La paura di abbracciare si inserisce in una più generale paura del contatto fisico, che può essere relativa a persone del sesso opposto o a tutte le persone, indistintamente dal loro genere sessuale.
La paura del contatto fisico, scientificamente indicata con il nome di afefobia, nasce da una mancanza di abitudine al contatto nel corso dell’infanzia.
Questo significa che risulta estremamente probabile che le persone che non hanno ricevuto coccole da piccoli siano più propense, una volta arrivate all’età adulta, a sviluppare l’afefobia.
Ma perché il contatto fisico è così importante nella nostra vita di tutti i giorni?
L’abbraccio, o più in generale il contatto fisico, è in grado di spingere il corpo a produrre un ormone chiamato ossitocina, più comunemente conosciuto con il nome di ormone della felicità.
Questo ormone agisce positivamente sull’umore e sul senso di benessere psicologico e fisico che siamo in grado di provare nel corso della nostra vita quotidiana.
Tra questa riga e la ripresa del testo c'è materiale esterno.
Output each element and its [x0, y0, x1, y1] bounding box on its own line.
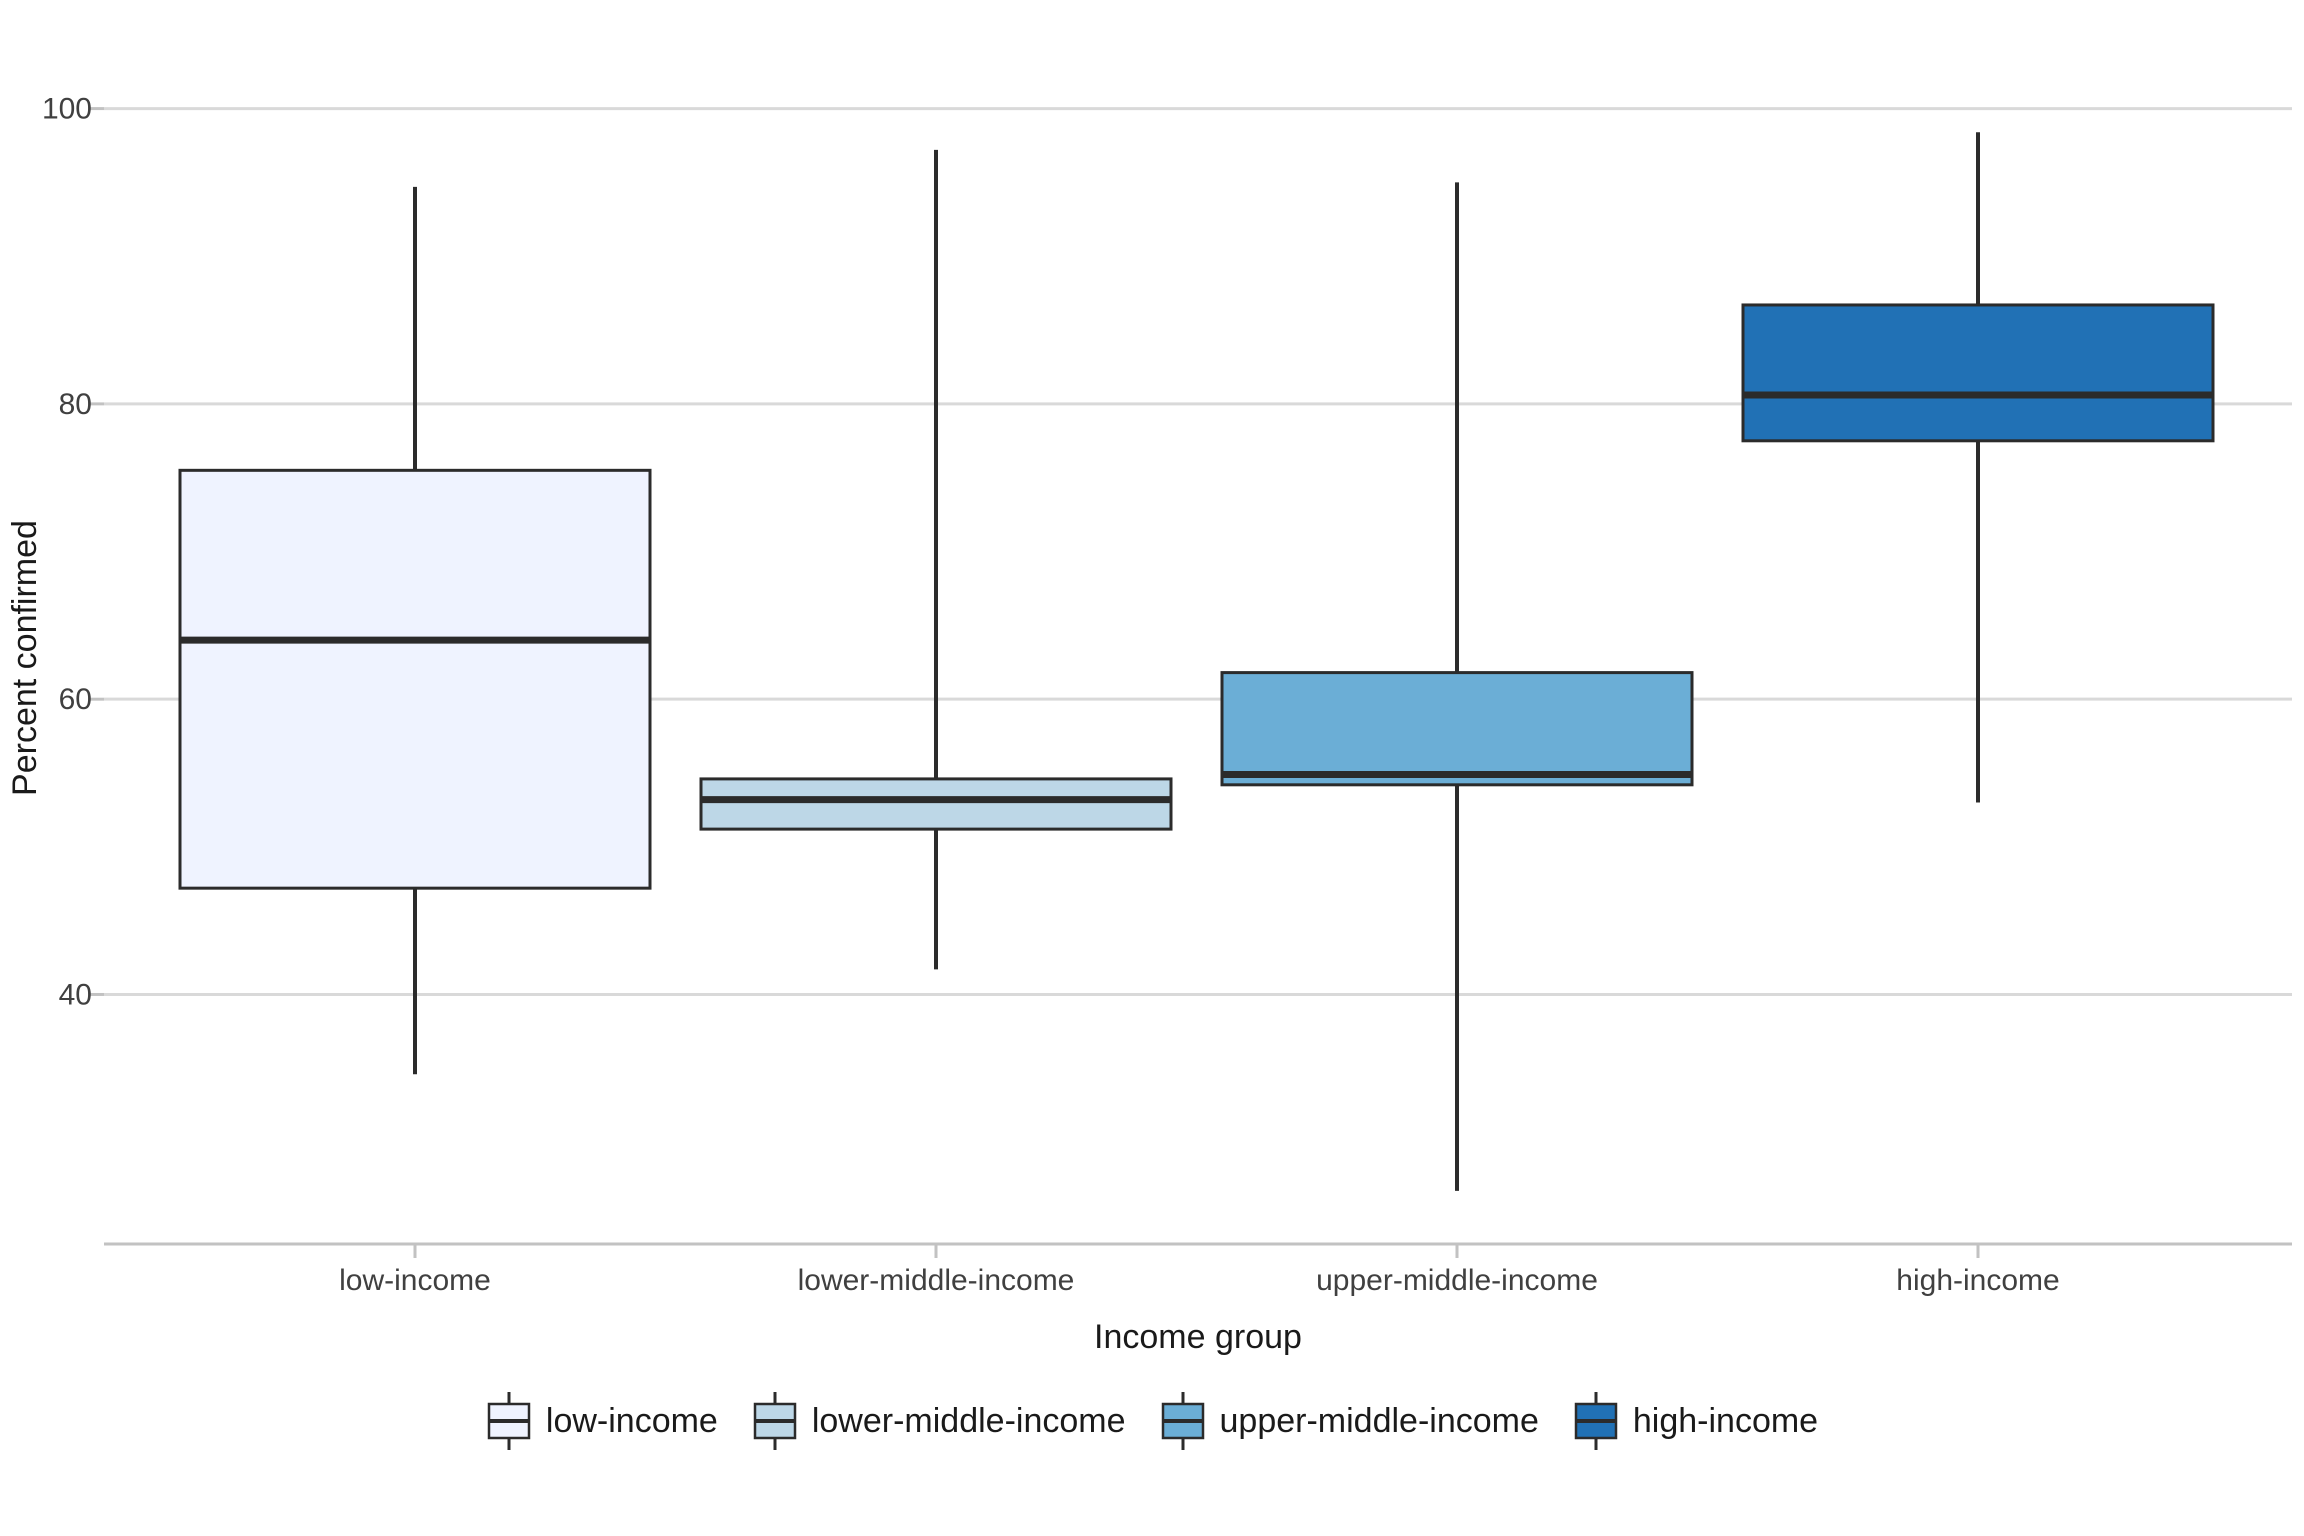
boxplot-series: [178, 132, 2215, 1191]
y-tick-label-60: 60: [59, 683, 92, 716]
legend-item-low-income: low-income: [486, 1390, 718, 1452]
box-lower-middle-income: [699, 149, 1173, 970]
x-tick-label-upper-middle-income: upper-middle-income: [1316, 1264, 1598, 1297]
legend-key-boxplot-icon: [1574, 1392, 1618, 1450]
legend-label-low-income: low-income: [545, 1402, 718, 1440]
x-tick-label-high-income: high-income: [1896, 1264, 2059, 1297]
tick-labels: 40 60 80 100 low-income lower-middle-income up…: [42, 93, 2060, 1297]
box-low-income: [178, 186, 652, 1075]
legend-key-boxplot-icon: [487, 1392, 531, 1450]
x-tick-label-lower-middle-income: lower-middle-income: [798, 1264, 1075, 1297]
y-axis-title: Percent confirmed: [6, 520, 44, 796]
y-tick-label-80: 80: [59, 388, 92, 421]
iqr-box-low-income: [178, 468, 652, 890]
legend-key-boxplot-icon: [753, 1392, 797, 1450]
iqr-box-high-income: [1741, 303, 2215, 443]
legend-label-lower-middle-income: lower-middle-income: [811, 1402, 1126, 1440]
y-tick-label-100: 100: [42, 93, 92, 126]
box-upper-middle-income: [1220, 182, 1694, 1191]
legend-item-high-income: high-income: [1573, 1390, 1818, 1452]
legend-key-boxplot-icon: [1161, 1392, 1204, 1450]
iqr-box-upper-middle-income: [1220, 671, 1694, 787]
y-tick-label-40: 40: [59, 978, 92, 1011]
legend-item-lower-middle-income: lower-middle-income: [752, 1390, 1126, 1452]
legend-item-upper-middle-income: upper-middle-income: [1160, 1390, 1539, 1452]
legend-label-high-income: high-income: [1632, 1402, 1819, 1440]
axes: [88, 107, 2292, 1258]
x-axis-title: Income group: [1094, 1318, 1302, 1356]
x-tick-label-low-income: low-income: [339, 1264, 491, 1297]
box-high-income: [1741, 132, 2215, 803]
iqr-box-lower-middle-income: [699, 777, 1173, 831]
legend: low-income lower-middle-income upper-middl…: [0, 1390, 2304, 1452]
legend-label-upper-middle-income: upper-middle-income: [1219, 1402, 1539, 1440]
Inoltre, il contatto fisico è fondamentale per uno sviluppo corretto del nervo vago, che attraversa gran parte dei nostri organi interni e che li fa “reagire” anche in base alle emozioni che proviamo.
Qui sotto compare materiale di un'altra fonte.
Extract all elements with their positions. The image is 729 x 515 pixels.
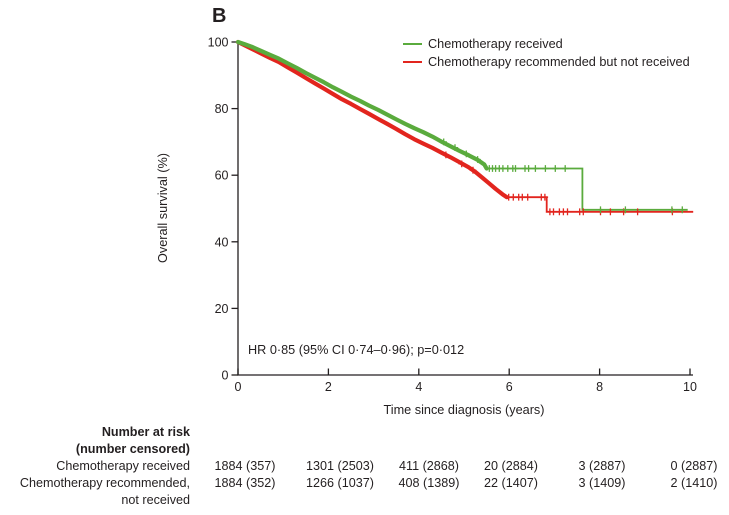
svg-text:10: 10 <box>683 380 697 394</box>
risk-table-header: (number censored) <box>75 442 190 456</box>
risk-cell: 20 (2884) <box>484 459 538 473</box>
risk-cell: 1301 (2503) <box>306 459 374 473</box>
risk-cell: 22 (1407) <box>484 476 538 490</box>
risk-cell: 1884 (352) <box>214 476 276 490</box>
legend-item-chemo-received: Chemotherapy received <box>403 35 690 53</box>
hazard-ratio-annotation: HR 0·85 (95% CI 0·74–0·96); p=0·012 <box>248 343 465 357</box>
svg-text:100: 100 <box>208 36 229 50</box>
svg-text:20: 20 <box>215 302 229 316</box>
svg-text:80: 80 <box>215 102 229 116</box>
risk-cell: 1884 (357) <box>214 459 276 473</box>
svg-text:4: 4 <box>415 380 422 394</box>
svg-text:0: 0 <box>235 380 242 394</box>
risk-table-header: Number at risk <box>101 425 190 439</box>
risk-row-label: Chemotherapy recommended, <box>19 476 190 490</box>
svg-text:0: 0 <box>222 369 229 383</box>
risk-cell: 0 (2887) <box>670 459 718 473</box>
svg-text:6: 6 <box>506 380 513 394</box>
risk-cell: 1266 (1037) <box>306 476 374 490</box>
legend-label: Chemotherapy recommended but not receive… <box>428 55 690 69</box>
legend: Chemotherapy received Chemotherapy recom… <box>403 35 690 71</box>
risk-cell: 3 (1409) <box>578 476 626 490</box>
x-axis-title: Time since diagnosis (years) <box>383 403 545 417</box>
red-line-swatch-icon <box>403 60 422 64</box>
risk-cell: 3 (2887) <box>578 459 626 473</box>
legend-label: Chemotherapy received <box>428 37 563 51</box>
risk-cell: 408 (1389) <box>398 476 460 490</box>
risk-row-label: Chemotherapy received <box>56 459 190 473</box>
legend-item-chemo-not-received: Chemotherapy recommended but not receive… <box>403 53 690 71</box>
svg-text:40: 40 <box>215 235 229 249</box>
risk-cell: 2 (1410) <box>670 476 718 490</box>
km-plot: 0 20 40 60 80 100 0 2 4 6 8 10 <box>208 36 697 395</box>
green-line-swatch-icon <box>403 42 422 46</box>
svg-text:2: 2 <box>325 380 332 394</box>
risk-row-label: not received <box>121 493 190 507</box>
risk-cell: 411 (2868) <box>399 459 459 473</box>
svg-text:60: 60 <box>215 169 229 183</box>
panel-label: B <box>212 5 227 27</box>
svg-text:8: 8 <box>596 380 603 394</box>
y-axis-title: Overall survival (%) <box>156 153 170 263</box>
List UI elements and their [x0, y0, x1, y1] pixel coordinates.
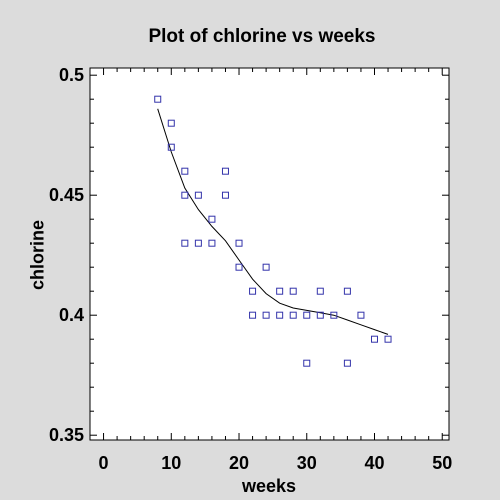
x-tick-label: 20 — [229, 453, 249, 473]
data-point — [357, 311, 365, 319]
data-point — [208, 239, 216, 247]
x-tick-label: 0 — [99, 453, 109, 473]
axis-ticks — [90, 68, 449, 440]
data-point — [303, 359, 311, 367]
data-point — [167, 119, 175, 127]
plot-area — [89, 67, 450, 441]
data-point — [262, 311, 270, 319]
data-point — [235, 239, 243, 247]
y-tick-label: 0.5 — [59, 65, 84, 85]
data-point — [276, 287, 284, 295]
data-point — [181, 239, 189, 247]
data-point — [289, 287, 297, 295]
data-point — [262, 263, 270, 271]
data-point — [370, 335, 378, 343]
data-point — [289, 311, 297, 319]
smoothed-fit-line — [157, 108, 389, 335]
data-point — [276, 311, 284, 319]
data-point — [235, 263, 243, 271]
data-point — [221, 191, 229, 199]
data-point — [316, 287, 324, 295]
data-point — [181, 167, 189, 175]
data-marks — [154, 95, 392, 367]
data-point — [167, 143, 175, 151]
data-point — [221, 167, 229, 175]
data-point — [181, 191, 189, 199]
chart-title: Plot of chlorine vs weeks — [148, 26, 376, 47]
x-tick-label: 40 — [364, 453, 384, 473]
data-point — [330, 311, 338, 319]
data-point — [343, 359, 351, 367]
x-tick-label: 10 — [161, 453, 181, 473]
y-tick-label: 0.35 — [49, 425, 84, 445]
y-tick-label: 0.45 — [49, 185, 84, 205]
data-point — [384, 335, 392, 343]
x-tick-label: 50 — [432, 453, 452, 473]
data-point — [194, 191, 202, 199]
y-tick-label: 0.4 — [59, 305, 84, 325]
data-point — [343, 287, 351, 295]
data-point — [154, 95, 162, 103]
data-point — [303, 311, 311, 319]
data-point — [208, 215, 216, 223]
data-point — [249, 287, 257, 295]
data-point — [194, 239, 202, 247]
x-tick-label: 30 — [297, 453, 317, 473]
data-point — [249, 311, 257, 319]
axis-tick-labels: 0 10 20 30 40 50 0.35 0.4 0.45 0.5 — [49, 65, 452, 473]
data-point — [316, 311, 324, 319]
x-axis-label: weeks — [241, 476, 297, 496]
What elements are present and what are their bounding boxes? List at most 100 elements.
Oltre ai suoi effetti biologici e chimici scientificamente dimostrabili, però, il gesto dell’abbraccio ha un significato culturale che può cambiare leggermente da cultura a cultura ma che, in linea generale, indica sempre accettazione, affetto, protezione. Inoltre, dal tipo di abbraccio che si condivide si possono capire molte cose della relazione che intercorre tra due persone.
Ci sono culture in cui ci si abbraccia di più e culture in cui ci si abbraccia di meno: non è un caso che i paesi dell’America Latina o i Paesi Mediterranei, dove il contatto fisico è estremamente frequente, siano considerati “paesi più felici” rispetto a Paesi dove il contatto fisico è limitatissimo e regolamentato da una lunghissima e complessa serie di regole (come accade in Giappone).
Come già accennato, il motivo per cui molte persone sviluppano la paura di abbracciare è da ricercare nella loro infanzia. È estremamente probabile, infatti, che nei primi anni di vita di queste persone si siano verificati dei problemi che hanno coinvolto in qualche modo il contatto fisico.
Studi condotti negli Stati Uniti hanno dimostrato che i bambini orfani, i quali hanno necessariamente ricevuto meno affetto e contatto fisico quando erano molto piccoli, hanno livelli di ossitocina più bassi nel sangue e, come se non bastasse, nella maggior parte dei casi hanno sviluppato un rifiuto totale per il contatto fisico, poiché hanno semplicemente imparato a fare a meno di esso e hanno cominciato a vedere in ogni contatto fisico una potenziale minaccia per la loro integrità fisica ed emotiva.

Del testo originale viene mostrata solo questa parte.